At Loose Primary School we want every pupil to develop a love of maths. We aim to develop a sense of enjoyment and curiosity about the subject and provide a programme for progression where pupils are stimulated and challenged.
We place a considerable emphasis on teaching mental calculation methods and creating opportunities for children to actively engage with the concepts being taught. We aim that children will develop a strong sense of number and a secure understanding of place value using a range of resources to support learning. Formal written recording is practiced regularly and is an important part of learning and understanding. Loose Primary School has developed a consistent approach to the teaching of written calculations in order to establish continuity and progression throughout the school.
It is vital that pupils are able to apply their knowledge and skills to solve mathematical puzzles and problems, as well as explain their thinking and methods clearly.
Pupils are encouraged to learn key number facts, such as, number bonds and multiplication facts from very early on in their education and our Mad about Maths scheme promotes the importance of this. Please use the drop-down menu to find out more about ‘Mad about Maths’.
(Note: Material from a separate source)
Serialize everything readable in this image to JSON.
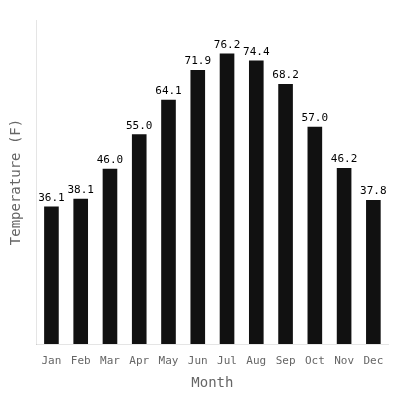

We use a number of online resources to support the teaching and learning of maths in school and children in KS2 are often set homework tasks using the online platform www.mymaths.co.uk.
Ultimately, we want to guide our pupils to become independent and confident mathematicians, with the skills to achieve and continue their success in education and beyond.
From September 2015, all pupils will be taught mathematics based on the new National Curriculum for Mathematics. The programme of study aims to ensure that all pupils:
become fluent in the fundamentals of mathematics, including through varied and frequent practice with increasingly complex problems over time, so that pupils develop conceptual understanding and the ability to recall and apply knowledge rapidly and accurately.
reason mathematically by following a line of enquiry, conjecturing relationships and generalisations, and developing an argument, justification or proof using mathematical language
can solve problems by applying their mathematics to a variety of routine and non- routine problems with increasing sophistication, including breaking down problems into a series of simpler steps and persevering in seeking solutions.
(Taken from the new Maths National Curriculum).